3. INTENTIONALLY OMITTED CHILDREN
If a client chooses not to leave his estate equally to his heirs, you can take steps now to minimize the risk of a future challenge to the will. Such challenges usually involve claims that the testator lacked testamentary capacity to make the will, see N.J.S.A. 3B:3-1, or that the will was the product of undue influence.
“Undue influence” is defined as “‘mental, moral or physical’ exertion which has destroyed the ‘free agency of a testator’ by preventing the testator ‘from following the dictates of his own mind and will and accepting instead the domination and influence of another.'” Hayes v. First National Sate Bank of New Jersey, 87 N.J. 163 (1981).
If a will benefits a person who stood in a “confidential relationship” with the testator, and there are additional “suspicious” circumstances, the law presumes that undue influence was present, unless the person defending the will proves otherwise. Id.

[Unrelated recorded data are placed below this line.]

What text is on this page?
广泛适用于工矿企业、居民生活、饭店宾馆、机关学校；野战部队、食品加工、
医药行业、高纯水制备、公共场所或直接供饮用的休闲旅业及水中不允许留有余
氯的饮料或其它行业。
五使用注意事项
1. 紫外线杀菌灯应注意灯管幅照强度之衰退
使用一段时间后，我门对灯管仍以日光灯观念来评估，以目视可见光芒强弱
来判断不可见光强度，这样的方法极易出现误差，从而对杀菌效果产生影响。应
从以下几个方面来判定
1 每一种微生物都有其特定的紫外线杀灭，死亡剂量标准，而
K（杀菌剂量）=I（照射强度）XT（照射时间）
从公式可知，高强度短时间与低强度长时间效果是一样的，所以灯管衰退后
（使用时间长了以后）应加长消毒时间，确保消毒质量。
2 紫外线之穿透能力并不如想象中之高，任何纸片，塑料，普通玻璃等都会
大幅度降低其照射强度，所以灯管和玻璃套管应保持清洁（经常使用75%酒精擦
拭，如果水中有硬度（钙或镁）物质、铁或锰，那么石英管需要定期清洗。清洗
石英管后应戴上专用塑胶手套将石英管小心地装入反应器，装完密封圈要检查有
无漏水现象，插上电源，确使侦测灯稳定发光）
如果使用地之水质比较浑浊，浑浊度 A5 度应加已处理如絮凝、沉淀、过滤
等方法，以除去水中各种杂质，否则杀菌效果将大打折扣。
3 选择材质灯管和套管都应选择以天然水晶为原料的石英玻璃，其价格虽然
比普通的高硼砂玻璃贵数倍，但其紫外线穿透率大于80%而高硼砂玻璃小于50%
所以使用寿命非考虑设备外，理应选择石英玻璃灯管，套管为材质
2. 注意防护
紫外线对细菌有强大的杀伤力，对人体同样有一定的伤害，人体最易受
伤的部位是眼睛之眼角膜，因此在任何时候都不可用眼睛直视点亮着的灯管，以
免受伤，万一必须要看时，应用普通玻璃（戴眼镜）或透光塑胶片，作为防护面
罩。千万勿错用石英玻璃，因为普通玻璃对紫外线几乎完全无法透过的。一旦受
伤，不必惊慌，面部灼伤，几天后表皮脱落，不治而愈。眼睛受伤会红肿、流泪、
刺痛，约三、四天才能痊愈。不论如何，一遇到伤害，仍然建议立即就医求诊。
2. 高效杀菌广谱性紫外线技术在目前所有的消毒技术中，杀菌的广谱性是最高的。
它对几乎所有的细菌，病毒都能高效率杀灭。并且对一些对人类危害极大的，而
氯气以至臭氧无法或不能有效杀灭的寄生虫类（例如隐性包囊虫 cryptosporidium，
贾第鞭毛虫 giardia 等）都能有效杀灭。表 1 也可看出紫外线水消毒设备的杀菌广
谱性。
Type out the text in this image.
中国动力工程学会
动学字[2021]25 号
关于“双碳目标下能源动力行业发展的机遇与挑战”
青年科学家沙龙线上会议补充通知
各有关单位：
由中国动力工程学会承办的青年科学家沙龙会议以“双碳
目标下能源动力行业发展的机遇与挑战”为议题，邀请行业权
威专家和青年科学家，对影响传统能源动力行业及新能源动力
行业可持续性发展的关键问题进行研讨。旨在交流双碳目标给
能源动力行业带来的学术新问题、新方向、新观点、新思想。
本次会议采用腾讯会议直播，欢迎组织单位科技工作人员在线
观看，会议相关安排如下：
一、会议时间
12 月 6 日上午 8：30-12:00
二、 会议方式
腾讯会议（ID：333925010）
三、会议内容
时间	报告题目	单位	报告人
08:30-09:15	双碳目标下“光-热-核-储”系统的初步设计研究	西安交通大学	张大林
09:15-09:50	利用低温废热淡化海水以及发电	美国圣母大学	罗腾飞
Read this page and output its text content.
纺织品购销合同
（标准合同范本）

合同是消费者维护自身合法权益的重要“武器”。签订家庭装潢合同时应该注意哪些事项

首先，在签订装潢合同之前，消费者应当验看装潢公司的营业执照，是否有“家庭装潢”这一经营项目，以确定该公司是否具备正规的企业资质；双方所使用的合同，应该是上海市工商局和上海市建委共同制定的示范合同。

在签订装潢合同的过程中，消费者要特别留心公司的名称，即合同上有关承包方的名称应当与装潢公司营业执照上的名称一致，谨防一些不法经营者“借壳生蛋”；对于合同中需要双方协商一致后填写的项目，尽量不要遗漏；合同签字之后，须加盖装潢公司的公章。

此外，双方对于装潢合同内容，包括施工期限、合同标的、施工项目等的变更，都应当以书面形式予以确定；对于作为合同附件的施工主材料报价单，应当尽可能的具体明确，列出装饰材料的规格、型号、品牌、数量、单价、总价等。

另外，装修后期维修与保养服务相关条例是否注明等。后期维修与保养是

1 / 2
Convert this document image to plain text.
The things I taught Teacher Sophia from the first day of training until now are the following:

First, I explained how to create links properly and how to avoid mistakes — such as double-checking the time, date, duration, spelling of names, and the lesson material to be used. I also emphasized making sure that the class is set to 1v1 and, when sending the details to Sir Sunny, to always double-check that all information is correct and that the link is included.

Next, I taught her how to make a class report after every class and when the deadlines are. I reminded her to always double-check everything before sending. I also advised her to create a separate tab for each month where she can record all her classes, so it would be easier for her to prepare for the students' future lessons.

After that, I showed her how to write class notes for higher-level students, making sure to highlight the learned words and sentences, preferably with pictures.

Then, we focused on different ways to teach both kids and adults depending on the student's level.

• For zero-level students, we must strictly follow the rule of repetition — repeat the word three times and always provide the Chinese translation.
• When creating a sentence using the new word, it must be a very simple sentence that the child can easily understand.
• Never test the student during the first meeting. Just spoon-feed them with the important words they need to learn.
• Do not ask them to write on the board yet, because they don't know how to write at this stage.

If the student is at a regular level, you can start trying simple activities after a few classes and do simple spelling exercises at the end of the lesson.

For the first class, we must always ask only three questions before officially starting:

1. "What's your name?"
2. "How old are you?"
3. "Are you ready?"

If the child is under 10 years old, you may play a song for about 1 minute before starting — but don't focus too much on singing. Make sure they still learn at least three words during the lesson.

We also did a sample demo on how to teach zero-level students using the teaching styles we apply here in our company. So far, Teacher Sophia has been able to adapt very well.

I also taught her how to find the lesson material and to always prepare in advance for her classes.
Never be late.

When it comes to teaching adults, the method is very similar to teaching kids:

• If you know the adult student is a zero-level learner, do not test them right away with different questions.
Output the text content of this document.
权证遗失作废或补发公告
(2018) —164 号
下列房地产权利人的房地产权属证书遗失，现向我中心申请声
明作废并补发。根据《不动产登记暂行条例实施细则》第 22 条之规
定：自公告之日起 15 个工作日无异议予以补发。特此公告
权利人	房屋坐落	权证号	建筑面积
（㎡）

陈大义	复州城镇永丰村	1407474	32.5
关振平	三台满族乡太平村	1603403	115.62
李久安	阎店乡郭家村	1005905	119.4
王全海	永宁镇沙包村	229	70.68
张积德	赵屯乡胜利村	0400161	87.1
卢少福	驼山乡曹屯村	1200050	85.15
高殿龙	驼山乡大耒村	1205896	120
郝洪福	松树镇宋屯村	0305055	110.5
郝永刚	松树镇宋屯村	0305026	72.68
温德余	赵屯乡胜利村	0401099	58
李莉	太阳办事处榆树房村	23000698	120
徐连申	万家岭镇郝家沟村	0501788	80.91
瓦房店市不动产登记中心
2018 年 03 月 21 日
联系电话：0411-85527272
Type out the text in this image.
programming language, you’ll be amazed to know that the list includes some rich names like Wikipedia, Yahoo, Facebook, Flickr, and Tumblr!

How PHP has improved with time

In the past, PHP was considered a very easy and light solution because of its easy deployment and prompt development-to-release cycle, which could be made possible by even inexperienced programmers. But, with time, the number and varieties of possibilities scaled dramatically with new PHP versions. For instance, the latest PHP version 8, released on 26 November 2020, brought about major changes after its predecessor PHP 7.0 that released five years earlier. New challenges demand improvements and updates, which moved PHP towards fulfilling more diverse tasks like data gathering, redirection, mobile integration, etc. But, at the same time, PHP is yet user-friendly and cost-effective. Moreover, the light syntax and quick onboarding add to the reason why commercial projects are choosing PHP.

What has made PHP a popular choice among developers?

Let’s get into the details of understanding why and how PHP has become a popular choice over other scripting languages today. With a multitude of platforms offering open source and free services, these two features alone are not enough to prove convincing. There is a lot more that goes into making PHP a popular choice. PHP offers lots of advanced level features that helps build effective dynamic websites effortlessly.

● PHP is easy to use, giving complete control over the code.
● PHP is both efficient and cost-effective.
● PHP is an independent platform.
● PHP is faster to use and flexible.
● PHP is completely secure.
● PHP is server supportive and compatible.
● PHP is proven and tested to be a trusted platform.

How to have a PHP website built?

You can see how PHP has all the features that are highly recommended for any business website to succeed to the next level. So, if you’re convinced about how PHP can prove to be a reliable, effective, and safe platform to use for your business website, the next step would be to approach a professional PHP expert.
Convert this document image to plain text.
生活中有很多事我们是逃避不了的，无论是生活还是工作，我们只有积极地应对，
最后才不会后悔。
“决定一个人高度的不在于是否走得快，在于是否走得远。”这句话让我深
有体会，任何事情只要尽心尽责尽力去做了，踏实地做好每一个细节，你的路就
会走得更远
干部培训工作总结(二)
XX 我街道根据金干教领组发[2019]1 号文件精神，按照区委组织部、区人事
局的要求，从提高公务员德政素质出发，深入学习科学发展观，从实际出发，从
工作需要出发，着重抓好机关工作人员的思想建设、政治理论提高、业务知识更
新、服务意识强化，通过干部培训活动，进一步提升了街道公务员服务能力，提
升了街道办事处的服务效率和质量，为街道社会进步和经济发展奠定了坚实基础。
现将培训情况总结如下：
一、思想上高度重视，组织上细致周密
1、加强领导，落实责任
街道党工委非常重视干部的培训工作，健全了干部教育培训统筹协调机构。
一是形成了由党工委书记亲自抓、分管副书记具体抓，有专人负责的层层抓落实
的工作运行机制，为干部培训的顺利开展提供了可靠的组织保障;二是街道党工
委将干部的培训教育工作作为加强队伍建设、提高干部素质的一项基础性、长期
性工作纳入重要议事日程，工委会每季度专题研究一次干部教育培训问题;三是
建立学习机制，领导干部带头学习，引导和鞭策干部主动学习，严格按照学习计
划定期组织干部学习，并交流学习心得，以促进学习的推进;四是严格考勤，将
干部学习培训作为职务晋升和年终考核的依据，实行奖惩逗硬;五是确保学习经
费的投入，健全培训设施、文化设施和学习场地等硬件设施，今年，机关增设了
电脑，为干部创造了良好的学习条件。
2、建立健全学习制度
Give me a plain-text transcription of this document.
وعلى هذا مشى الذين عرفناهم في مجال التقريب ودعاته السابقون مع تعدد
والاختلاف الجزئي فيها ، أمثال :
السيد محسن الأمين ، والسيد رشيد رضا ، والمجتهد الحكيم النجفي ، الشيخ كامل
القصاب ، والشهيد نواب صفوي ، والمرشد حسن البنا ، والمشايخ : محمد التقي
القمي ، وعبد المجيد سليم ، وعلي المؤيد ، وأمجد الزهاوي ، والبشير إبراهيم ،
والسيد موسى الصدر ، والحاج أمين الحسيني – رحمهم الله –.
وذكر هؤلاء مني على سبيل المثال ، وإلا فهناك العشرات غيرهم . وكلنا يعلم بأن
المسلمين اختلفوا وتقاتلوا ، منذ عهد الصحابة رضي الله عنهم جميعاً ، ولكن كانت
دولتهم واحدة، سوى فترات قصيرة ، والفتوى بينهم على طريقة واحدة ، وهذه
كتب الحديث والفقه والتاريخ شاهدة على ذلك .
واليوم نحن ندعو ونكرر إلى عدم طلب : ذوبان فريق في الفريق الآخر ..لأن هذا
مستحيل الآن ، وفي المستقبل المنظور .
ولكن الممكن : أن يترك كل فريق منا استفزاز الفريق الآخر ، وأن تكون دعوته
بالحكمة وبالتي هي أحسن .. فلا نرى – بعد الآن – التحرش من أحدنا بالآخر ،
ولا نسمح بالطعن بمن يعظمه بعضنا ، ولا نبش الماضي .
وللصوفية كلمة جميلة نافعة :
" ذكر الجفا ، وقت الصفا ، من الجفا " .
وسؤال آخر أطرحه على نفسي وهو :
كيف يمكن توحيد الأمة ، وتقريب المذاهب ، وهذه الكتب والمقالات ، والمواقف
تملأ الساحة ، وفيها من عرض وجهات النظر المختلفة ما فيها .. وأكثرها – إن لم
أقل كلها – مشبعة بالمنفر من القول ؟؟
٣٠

Examples of a “confidential relationship” include when the testator lives with and depends upon one of his children for his daily needs. “Suspicious circumstances” may be only “slight,” and could include, for example, a drastic change in the testator’s estate plan; or utilizing a drafting attorney who also has an attorney-client relationship with the beneficiary. Id.
Notably, the same factors that may lead a client to favor one child in an estate plan (for example, the fact that the client might live with that child and depend on him for daily needs) may also be used to support a claim of undue influence.
In order to protect a client’s will from future challenge, it is vital that you meet privately with a client, outside the presence of any third party, even if the client tells you that he wants the third party present. Likewise, those persons who have an interest in your client’s estate plan should never attend the signing or be used as a witness to the will. In taking these steps, you can assure yourself that your client has testamentary capacity and is not being unduly influenced, while also establishing a record to support the validity of the will in the event of a later challenge.
Several other devices may be used to further protect a client’s will from subsequent attack based upon the omission of a child, including a letter to the client (or a letter drafted by the client) memorializing the basis for his estate plan decisions; the use of a will execution checklist, to document issues addressed at the signing; and a letter from the client’s physician attesting to his mental capacity.